The 8 Steps of CAR T-Cell Therapy

There’s eight steps in the process to get CAR T-cells. You have to identify the patient first. And then you.


There’s eight steps in the process to
get CAR T-cells. You have to identify the patient first. And then you have to make
sure that that’s the appropriate therapy for the patient. You need to have a line placed in order
for us to collect your T cells, so it’s an operative procedure where we put a
large-bore IV in a big vein. With the apheresis procedure we have a
prescribed dose of cells we want to collect. The apheresis machine is a cell
separator so it actually can figure out where your T lymphocytes are, take out
those and return all the other blood products.
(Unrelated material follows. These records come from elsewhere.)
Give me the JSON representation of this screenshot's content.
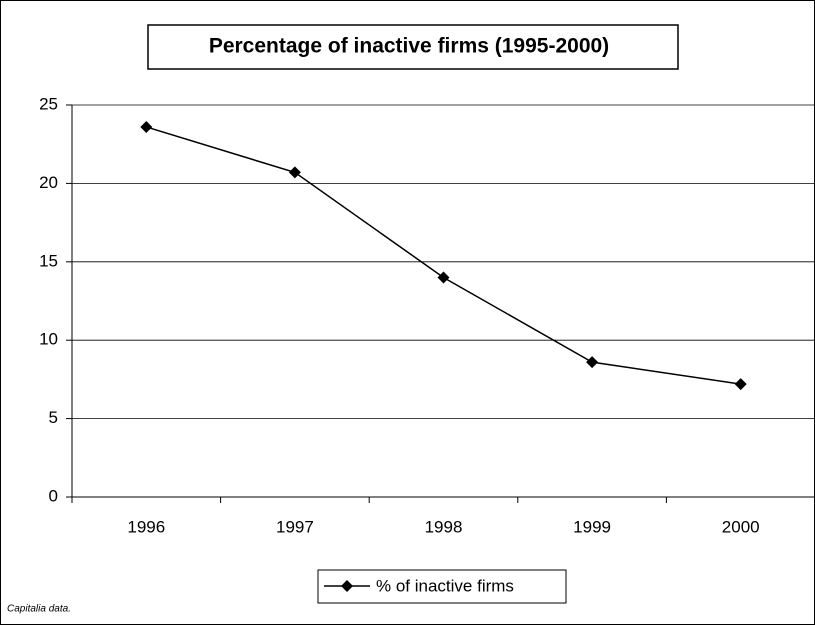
{
  "chart_data": {
    "type": "line",
    "title": "Percentage of inactive firms (1995-2000)",
    "categories": [
      "1996",
      "1997",
      "1998",
      "1999",
      "2000"
    ],
    "series": [
      {
        "name": "% of inactive firms",
        "color": "#000000",
        "values": [
          23.6,
          20.7,
          14.0,
          8.6,
          7.2
        ]
      }
    ],
    "ylim": [
      0,
      25
    ],
    "yticks": [
      0,
      5,
      10,
      15,
      20,
      25
    ],
    "grid": true,
    "legend": "bottom",
    "source": "Capitalia data."
  }
}
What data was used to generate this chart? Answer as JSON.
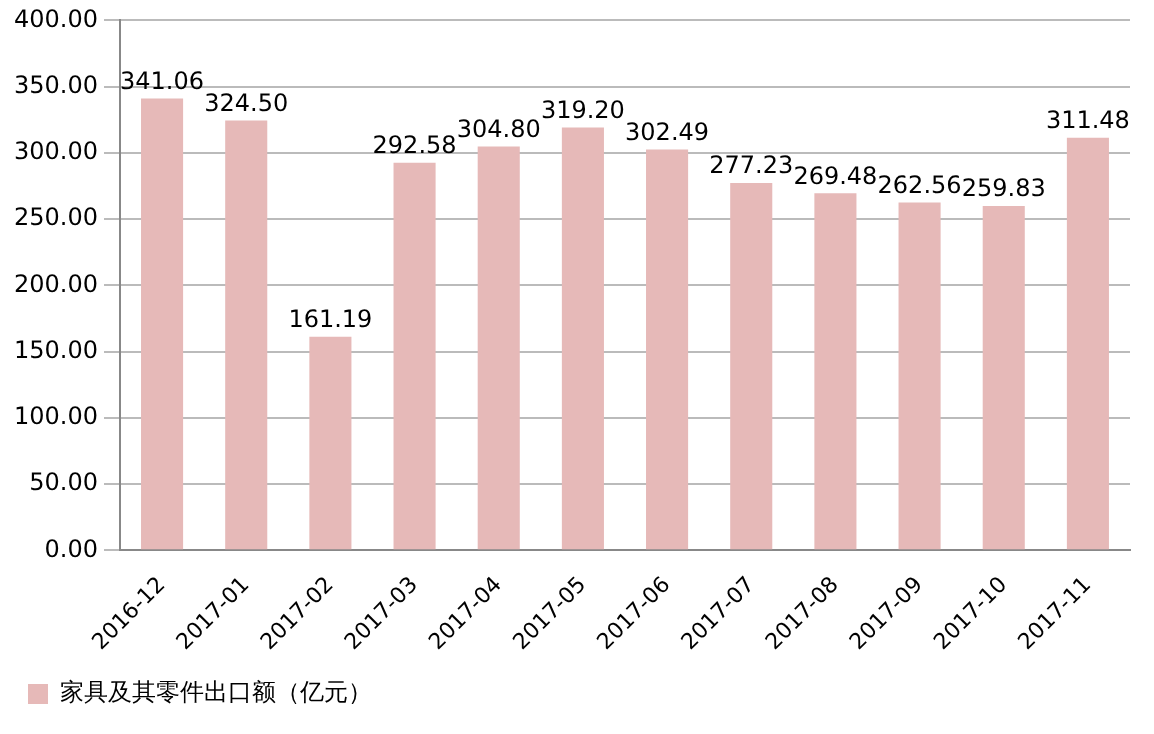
{
  "chart_data": {
    "type": "bar",
    "categories": [
      "2016-12",
      "2017-01",
      "2017-02",
      "2017-03",
      "2017-04",
      "2017-05",
      "2017-06",
      "2017-07",
      "2017-08",
      "2017-09",
      "2017-10",
      "2017-11"
    ],
    "series": [
      {
        "name": "家具及其零件出口额（亿元）",
        "color": "#e6b9b8",
        "values": [
          341.06,
          324.5,
          161.19,
          292.58,
          304.8,
          319.2,
          302.49,
          277.23,
          269.48,
          262.56,
          259.83,
          311.48
        ],
        "value_labels": [
          "341.06",
          "324.50",
          "161.19",
          "292.58",
          "304.80",
          "319.20",
          "302.49",
          "277.23",
          "269.48",
          "262.56",
          "259.83",
          "311.48"
        ]
      }
    ],
    "ylim": [
      0,
      400
    ],
    "yticks": [
      {
        "value": 0,
        "label": "0.00"
      },
      {
        "value": 50,
        "label": "50.00"
      },
      {
        "value": 100,
        "label": "100.00"
      },
      {
        "value": 150,
        "label": "150.00"
      },
      {
        "value": 200,
        "label": "200.00"
      },
      {
        "value": 250,
        "label": "250.00"
      },
      {
        "value": 300,
        "label": "300.00"
      },
      {
        "value": 350,
        "label": "350.00"
      },
      {
        "value": 400,
        "label": "400.00"
      }
    ],
    "grid": "y",
    "legend": "bottom"
  }
}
So it’s a centrifuge – it spins
out. At the end of one day’s collection we’ll look at those cells, we’ll do a
count, and if that meets that criteria then we’re done. If not, we’ll do apheresis on day two. Once the apheresis is complete we’ll send the cells over to the Dana-Farber cell manipulation facility and they are responsible for freezing those cells, packaging them, and getting them ready
for transport to Novartis. The estimated time that they give us is 24 to 28 days. Once Novartis releases them they will ship them back to us frozen to the cell manufacturing facility where they will stay frozen in a liquid nitrogen tank until the doctors say that we’re good to give it back. Then we’re gonna bring you
back into the hospital when the cells are here, We’re gonna check to make sure you’re
still well enough to get them. The patients would get five days of
chemotherapy conditioning just to wipe out any bad cells that are still
circulating around and make room for the new T cells. And then the Kymriah gets
infused – it gets infused over a half an hour. It’s very small – it looks like a bag of
blood, about 50cc – so less than two ounces. After your infusion there is a
risk that you could develop cytokine release syndrome which is a known risk for any CAR T cell product. And you could get quite ill with that – we may need to heighten our level of care for you and you may need to get transferred to the intensive care unit. We work in conjunction with our intensivists up in the intensive care unit so that they are collaborating on this with us, they know
who the patient is, when they’re coming in… they’re well aware if you need to
go somebody is expecting you. And then you’ll be observed in the intensive care
unit until you’re stable, and then you’ll come back downstairs to the bone marrow transplant unit. The window to develop that cytokine release is three to 22 days post infusion. If we kept you until day 35 you’re beyond the window and it’s safe to go home.